En ese entonces jugaban en el patio de la casona, entre los manzanos. Cuando la fruta estaba verde, Arthur se subía a las ramas y se las arrojaba al mayor. François chillaba, se cubría con los brazos y entraba a acusarlo, hasta que llegaba el ama de llaves y los enviaba, a él a la cocina por meter ruido, y a Arthur a copiar doscientas veces una frase a la que, de todos modos, no haría caso.

Arthur pensaría que el dolor de sus dedos era culpa de François, y que seguro éste se encontraba feliz y cómodo entre las faldas de su madre. François lavaría la vajilla y prepararía el té de las cinco, se quemaría con el fuego del horno al sacar las galletas, y culparía a Arthur, pensando que, de seguro, estará jugando en su cuarto o leyendo en la biblioteca.

Después del té y las galletas, Arthur lo arrastraría a los pasillos, los escondería detrás de un tapiz (como si el bulto de sus cuerpos no se fuese a notar) y le haría aceptar, con una voz emocionada y a base de amenazas si era necesario, alguna nueva aventura.

Mas, cuando luego François se encontrara al borde de las lágrimas porque la leñera estaba llena de arañas o la lluvia le hacía sentir la ropa pegajosa, Arthur mostraría misericordia.
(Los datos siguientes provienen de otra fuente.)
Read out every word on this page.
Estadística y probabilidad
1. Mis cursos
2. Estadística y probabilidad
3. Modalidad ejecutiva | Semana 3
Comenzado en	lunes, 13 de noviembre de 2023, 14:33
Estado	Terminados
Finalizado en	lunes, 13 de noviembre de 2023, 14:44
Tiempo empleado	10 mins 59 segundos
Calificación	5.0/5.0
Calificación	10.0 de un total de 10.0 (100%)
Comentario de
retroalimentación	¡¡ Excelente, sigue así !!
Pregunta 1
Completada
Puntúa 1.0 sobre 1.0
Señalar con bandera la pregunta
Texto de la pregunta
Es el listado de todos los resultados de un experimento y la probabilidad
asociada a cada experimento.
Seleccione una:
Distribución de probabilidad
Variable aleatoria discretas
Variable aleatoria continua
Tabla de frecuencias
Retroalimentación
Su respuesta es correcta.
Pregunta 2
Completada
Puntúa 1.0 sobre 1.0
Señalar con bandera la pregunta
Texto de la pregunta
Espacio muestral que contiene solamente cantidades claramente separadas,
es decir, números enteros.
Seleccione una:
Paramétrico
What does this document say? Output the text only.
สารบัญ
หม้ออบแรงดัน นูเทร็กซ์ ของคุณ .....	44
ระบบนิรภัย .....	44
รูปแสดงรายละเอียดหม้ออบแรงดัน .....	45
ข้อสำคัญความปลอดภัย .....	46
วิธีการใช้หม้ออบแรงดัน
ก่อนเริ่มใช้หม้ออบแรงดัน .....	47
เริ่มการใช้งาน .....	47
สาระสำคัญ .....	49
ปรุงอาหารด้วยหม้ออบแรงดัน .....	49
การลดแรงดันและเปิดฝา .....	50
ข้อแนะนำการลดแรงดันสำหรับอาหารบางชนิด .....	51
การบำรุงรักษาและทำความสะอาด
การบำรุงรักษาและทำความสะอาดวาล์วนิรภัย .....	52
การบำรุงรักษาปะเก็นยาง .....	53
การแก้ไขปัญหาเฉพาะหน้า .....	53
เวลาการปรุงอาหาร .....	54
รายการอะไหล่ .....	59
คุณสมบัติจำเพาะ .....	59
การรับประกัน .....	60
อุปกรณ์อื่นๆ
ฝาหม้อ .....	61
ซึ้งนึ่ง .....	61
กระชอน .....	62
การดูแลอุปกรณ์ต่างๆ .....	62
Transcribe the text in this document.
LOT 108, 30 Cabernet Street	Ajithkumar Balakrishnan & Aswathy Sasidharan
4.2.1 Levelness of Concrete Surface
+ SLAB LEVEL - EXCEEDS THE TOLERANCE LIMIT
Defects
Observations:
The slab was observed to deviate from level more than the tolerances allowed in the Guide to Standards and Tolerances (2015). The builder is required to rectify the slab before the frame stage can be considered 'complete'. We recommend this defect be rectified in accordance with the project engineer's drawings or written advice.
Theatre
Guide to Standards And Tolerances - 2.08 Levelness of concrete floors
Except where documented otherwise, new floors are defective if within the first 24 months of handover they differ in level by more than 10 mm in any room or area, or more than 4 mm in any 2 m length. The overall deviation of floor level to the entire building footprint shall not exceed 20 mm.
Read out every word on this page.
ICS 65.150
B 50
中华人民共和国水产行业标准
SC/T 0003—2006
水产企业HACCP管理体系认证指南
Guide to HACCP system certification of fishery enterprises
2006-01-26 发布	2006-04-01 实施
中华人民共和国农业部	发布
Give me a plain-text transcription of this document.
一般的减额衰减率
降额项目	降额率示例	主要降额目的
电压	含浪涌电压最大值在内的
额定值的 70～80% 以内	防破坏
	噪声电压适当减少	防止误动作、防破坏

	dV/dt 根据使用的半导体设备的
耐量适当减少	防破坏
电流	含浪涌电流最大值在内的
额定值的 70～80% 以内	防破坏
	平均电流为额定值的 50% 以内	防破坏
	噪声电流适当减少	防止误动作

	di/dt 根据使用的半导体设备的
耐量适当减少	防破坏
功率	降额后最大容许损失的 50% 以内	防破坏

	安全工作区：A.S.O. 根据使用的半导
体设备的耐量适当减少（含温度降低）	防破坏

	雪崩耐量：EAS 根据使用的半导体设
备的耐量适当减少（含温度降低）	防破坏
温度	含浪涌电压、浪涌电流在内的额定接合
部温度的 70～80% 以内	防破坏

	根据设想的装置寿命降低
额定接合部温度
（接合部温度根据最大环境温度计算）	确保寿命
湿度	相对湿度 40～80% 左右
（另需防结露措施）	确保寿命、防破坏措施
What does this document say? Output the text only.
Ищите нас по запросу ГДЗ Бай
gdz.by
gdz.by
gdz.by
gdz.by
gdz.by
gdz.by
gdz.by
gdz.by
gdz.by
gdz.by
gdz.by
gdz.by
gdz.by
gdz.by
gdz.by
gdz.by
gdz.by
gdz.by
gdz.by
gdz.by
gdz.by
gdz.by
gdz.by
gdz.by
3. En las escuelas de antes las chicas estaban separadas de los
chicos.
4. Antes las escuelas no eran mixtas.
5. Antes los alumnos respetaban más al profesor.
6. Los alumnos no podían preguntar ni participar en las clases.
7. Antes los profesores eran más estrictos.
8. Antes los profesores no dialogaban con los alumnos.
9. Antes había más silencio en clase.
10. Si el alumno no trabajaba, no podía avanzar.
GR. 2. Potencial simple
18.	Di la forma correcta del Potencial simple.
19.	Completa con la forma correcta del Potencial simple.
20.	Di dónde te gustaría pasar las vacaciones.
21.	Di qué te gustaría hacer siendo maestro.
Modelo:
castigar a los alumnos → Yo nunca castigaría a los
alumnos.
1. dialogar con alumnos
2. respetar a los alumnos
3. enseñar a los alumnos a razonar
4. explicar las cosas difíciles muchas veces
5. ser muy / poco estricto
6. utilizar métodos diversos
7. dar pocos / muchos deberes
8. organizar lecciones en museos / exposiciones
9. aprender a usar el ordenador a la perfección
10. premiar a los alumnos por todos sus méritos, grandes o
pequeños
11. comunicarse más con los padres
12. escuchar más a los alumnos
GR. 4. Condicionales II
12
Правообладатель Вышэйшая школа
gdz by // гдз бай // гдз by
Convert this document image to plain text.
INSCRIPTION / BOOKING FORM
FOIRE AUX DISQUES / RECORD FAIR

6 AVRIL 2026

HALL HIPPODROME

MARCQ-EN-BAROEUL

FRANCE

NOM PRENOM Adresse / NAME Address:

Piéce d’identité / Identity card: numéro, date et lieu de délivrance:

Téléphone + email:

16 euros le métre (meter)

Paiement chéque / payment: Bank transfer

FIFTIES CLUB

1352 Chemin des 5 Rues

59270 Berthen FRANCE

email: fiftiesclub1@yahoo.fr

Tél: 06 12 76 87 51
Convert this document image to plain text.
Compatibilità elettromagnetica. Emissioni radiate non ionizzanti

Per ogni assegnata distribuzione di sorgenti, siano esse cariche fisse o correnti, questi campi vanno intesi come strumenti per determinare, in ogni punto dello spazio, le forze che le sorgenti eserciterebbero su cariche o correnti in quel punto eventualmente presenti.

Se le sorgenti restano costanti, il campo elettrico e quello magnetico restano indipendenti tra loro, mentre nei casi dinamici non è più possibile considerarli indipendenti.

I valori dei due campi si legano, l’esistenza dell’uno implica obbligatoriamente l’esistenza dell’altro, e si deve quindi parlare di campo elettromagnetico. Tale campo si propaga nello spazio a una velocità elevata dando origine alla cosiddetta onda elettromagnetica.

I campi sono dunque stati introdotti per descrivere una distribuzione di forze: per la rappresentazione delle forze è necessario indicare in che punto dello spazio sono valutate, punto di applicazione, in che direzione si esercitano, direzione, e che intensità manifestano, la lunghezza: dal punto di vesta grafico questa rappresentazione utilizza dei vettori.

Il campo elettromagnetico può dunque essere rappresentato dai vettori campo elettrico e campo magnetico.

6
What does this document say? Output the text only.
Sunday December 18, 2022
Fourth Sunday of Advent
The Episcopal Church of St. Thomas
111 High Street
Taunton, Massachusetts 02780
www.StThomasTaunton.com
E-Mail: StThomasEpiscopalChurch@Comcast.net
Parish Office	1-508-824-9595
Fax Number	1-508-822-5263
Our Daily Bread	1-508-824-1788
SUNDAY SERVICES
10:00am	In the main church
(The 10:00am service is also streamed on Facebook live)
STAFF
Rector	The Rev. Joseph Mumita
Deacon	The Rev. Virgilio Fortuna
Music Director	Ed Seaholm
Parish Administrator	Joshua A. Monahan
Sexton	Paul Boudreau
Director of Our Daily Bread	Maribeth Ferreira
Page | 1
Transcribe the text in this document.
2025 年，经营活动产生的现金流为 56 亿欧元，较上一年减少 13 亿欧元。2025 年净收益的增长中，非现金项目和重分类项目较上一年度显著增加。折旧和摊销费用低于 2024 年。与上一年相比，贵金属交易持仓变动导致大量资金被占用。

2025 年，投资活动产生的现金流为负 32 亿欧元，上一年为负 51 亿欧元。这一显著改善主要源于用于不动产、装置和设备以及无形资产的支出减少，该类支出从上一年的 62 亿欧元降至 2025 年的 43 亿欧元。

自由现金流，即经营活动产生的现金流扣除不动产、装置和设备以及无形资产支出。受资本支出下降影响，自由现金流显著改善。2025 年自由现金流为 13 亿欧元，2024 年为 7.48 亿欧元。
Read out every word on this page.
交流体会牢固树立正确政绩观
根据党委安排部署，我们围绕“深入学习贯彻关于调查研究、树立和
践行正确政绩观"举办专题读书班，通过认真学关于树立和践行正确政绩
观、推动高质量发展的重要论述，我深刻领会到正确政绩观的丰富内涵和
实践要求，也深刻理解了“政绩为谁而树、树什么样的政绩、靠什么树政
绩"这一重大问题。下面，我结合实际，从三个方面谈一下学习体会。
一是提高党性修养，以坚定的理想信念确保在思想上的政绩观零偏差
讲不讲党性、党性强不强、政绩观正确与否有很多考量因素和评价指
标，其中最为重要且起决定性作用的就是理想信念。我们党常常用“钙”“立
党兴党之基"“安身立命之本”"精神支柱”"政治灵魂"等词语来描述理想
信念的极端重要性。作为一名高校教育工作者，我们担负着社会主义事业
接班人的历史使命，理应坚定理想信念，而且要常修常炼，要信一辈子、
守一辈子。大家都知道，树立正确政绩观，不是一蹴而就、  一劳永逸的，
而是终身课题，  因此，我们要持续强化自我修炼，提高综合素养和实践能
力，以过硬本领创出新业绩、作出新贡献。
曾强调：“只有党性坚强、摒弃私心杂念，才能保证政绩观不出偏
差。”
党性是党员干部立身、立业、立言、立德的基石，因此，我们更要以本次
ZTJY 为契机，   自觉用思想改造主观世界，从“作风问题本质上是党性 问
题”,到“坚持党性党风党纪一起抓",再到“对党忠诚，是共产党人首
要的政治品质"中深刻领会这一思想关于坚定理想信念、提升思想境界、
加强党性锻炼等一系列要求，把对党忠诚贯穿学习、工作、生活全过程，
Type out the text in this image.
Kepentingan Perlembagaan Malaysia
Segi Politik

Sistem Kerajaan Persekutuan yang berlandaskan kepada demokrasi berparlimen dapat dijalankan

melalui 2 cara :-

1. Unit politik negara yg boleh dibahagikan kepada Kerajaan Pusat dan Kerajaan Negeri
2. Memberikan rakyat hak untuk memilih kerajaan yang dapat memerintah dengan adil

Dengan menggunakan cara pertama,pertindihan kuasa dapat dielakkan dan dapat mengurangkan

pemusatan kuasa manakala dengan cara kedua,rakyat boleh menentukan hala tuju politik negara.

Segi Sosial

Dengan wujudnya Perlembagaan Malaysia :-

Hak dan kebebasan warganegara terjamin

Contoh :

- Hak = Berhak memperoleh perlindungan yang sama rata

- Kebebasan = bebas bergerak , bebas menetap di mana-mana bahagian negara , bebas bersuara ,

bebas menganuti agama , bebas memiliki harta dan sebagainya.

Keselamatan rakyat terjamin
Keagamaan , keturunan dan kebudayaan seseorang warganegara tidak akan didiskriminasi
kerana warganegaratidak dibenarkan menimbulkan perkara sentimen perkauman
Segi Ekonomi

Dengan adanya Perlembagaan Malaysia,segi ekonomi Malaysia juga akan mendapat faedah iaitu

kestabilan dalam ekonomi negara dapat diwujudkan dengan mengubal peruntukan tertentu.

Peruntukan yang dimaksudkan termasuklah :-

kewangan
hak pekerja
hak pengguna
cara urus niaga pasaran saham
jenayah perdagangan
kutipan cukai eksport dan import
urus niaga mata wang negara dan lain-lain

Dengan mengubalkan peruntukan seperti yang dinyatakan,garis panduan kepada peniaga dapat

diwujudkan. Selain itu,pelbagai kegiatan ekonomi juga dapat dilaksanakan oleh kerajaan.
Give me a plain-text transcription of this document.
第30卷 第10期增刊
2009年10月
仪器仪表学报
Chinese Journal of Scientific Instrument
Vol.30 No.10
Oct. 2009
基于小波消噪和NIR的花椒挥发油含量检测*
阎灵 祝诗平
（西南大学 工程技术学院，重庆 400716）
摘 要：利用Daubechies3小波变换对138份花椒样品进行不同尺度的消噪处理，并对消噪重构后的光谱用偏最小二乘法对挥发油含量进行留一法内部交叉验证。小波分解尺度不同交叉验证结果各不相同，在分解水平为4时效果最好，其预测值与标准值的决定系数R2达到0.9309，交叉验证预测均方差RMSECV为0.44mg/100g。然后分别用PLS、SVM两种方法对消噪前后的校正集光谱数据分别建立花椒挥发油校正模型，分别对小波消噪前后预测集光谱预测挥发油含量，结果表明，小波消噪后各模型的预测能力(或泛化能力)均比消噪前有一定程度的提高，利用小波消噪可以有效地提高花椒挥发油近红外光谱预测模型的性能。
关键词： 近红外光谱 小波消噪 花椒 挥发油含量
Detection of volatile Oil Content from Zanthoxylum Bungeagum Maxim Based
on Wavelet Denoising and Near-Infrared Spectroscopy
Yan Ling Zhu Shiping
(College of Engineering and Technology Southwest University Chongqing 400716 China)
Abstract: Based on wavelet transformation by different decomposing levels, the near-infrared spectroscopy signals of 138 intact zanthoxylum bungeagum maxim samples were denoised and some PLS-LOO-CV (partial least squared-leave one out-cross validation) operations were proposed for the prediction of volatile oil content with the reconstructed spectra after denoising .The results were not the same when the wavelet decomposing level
Porque en esos casos no bastaba con mostrarle un puño para hacerlo callar. Y el premio era tal, que el mayor aprendió a conseguirlo del modo que fuera.

(Primero serían lágrimas y ruegos. Después vendrían las miradas, las peticiones de amigo. Luego, el borrador de su siguiente novela. Y por último, serían los besos, las caricias, y los susurros en la cama, suplicándole que, por favor, llenase las páginas en blanco).

A François le gustaba ser la princesa, nada que ocultar. En especial si el caballero era Arthur. A veces el inglés se inventaba palabras que no existían, cual Shakespeare, palabras que François asumiría como reales. Entre niños, lenguaje de niños. Y los cuentos de Arthur, por ese entonces, no necesitaban palabras para que François los comprendiese.

Pero de eso se olvidarían, ambos, porque los cuentos son para niños, y ellos debían crecer.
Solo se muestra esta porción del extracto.